Negative equity capital of a Ltd.

– selected legal consequences

In the light of the regulations in force in Poland, there is no legal obligation to recapitalize a limited liability company whose balance sheet shows a negative value of net assets (equity is negative). Blocking an economically justified and permissible recapitalization of the company by one of the partners may, however, be treated by the other partners (also by the company itself) as a lack of the required partner’s loyalty to the company and, consequently, in extreme cases may lead to claims against the partner. For obvious reasons, in the case of a sole company, this last issue has no significant practical significance.

When equity capital is negative:
a) It is possible to arise an obligation for the company’s management board to convene a shareholders’ meeting in order to adopt a resolution on the continued existence of the company or its liquidation (in accordance with art.233 of the Commercial Companies Code, if the balance sheet prepared by the management board shows a loss exceeding the sum of supplementary and reserve capital and half of the share capital, the management board is obliged to immediately convene the meeting partners in order to pass a resolution regarding the continued existence of the company). When deciding on the continued existence of the company, the partners are not obliged to recapitalize the company, regardless of whether they adopt a resolution on its continued existence or a decision to open its liquidation.
b) There may be an obligation to file a petition for bankruptcy of the company – if the company becomes insolvent, including both if the insolvency results from loss of liquidity and if it takes the form of excessive indebtedness. Excessive indebtedness occurs when a company’s liabilities exceed the value of its assets, and this condition persists continuously for a period exceeding 24 months. It should be remembered that not all liabilities are included here, in particular, future liabilities and liabilities towards the partner due to loans and certain other activities with similar effect are omitted.

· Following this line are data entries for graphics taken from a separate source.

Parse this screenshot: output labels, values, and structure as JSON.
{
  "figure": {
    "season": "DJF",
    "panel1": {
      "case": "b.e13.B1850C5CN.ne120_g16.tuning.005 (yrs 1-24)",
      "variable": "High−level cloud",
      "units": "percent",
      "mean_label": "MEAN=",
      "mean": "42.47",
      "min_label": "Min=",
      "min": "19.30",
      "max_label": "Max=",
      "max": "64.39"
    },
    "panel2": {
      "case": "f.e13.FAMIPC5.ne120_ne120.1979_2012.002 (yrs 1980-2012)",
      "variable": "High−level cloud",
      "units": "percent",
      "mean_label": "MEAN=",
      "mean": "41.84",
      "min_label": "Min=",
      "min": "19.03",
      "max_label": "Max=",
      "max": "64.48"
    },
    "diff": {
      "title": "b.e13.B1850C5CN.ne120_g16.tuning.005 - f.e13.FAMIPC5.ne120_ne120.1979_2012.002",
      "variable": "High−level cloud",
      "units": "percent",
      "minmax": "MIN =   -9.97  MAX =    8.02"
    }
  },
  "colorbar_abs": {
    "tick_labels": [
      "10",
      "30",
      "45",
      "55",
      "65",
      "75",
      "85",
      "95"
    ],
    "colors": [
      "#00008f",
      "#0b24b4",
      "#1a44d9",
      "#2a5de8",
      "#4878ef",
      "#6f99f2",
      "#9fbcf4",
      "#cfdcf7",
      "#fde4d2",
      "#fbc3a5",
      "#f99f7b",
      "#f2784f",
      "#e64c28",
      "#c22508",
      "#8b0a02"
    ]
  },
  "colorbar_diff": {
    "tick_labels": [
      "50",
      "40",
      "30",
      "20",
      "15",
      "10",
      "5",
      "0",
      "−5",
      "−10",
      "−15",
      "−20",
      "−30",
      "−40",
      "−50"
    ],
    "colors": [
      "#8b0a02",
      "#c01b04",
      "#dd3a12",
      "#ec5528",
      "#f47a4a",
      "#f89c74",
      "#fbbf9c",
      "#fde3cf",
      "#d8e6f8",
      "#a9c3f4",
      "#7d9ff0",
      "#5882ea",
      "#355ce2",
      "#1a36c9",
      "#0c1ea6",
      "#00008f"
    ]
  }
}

The company in liquidation
In the course of liquidation, as already indicated above, the situation does not change substantially – there is no legal obligation to recapitalize a company whose equity is negative. It should be added, however, that (apart from the insolvency of the company), the liquidation may be completed only when the liquidated company secures its unmatured liabilities (including towards the shareholder) by submitting the necessary amounts to the court deposit (or will satisfy them). If it does not, decommissioning should continue.
If the creditors of a limited liability company in liquidation are partners, the solution that allows the end of existence of a company whose equity is negative may be in particular:
a) cancellation of shareholders’ claims against the company, which entails negative taxation consequences (the value of canceled liabilities is income for the company),
b) conversion of shareholders’ claims against the company (with the consent of all partners) into (only conditionally returnable)additional payments (with the obligation to pay PCC 0.5%)
c) bringing to a situation in which (after the liquefaction of the company’s assets) the liability of the company to its partners becomes due (as already mentioned above, the mere existence of the company’s obligations to the partner under a loan or other legal transaction with similar effects, even exceeding the value of the company’s assets, is not the basis for bankruptcy), the company will have more than one creditor and the company’s bankruptcy is declared in court (you cannot declare bankruptcy if the company has only one creditor)
d) bringing to a situation in which (after the liquefaction of the company’s assets) liability of the company towards its partners becomes due, filing a petition for bankruptcy of the company, but the bankruptcy will not be published by a court (the bankruptcy petition is dismissed) due to the lack of the company’s assets necessary to cover the costs of bankruptcy proceedings; in such a situation, it is possible (after meeting the conditions of the conditions) to apply for the removal of companie from the register of entrepreneurs by the court ex officio, without formal analysis, or the liquidation process may be carry out / completed without satisfying the claims of the partners of the company.

The above remarks are a general outline of the subject and should not be considered either as an exhaustive discussion of it or as legal advice on a specific factual state.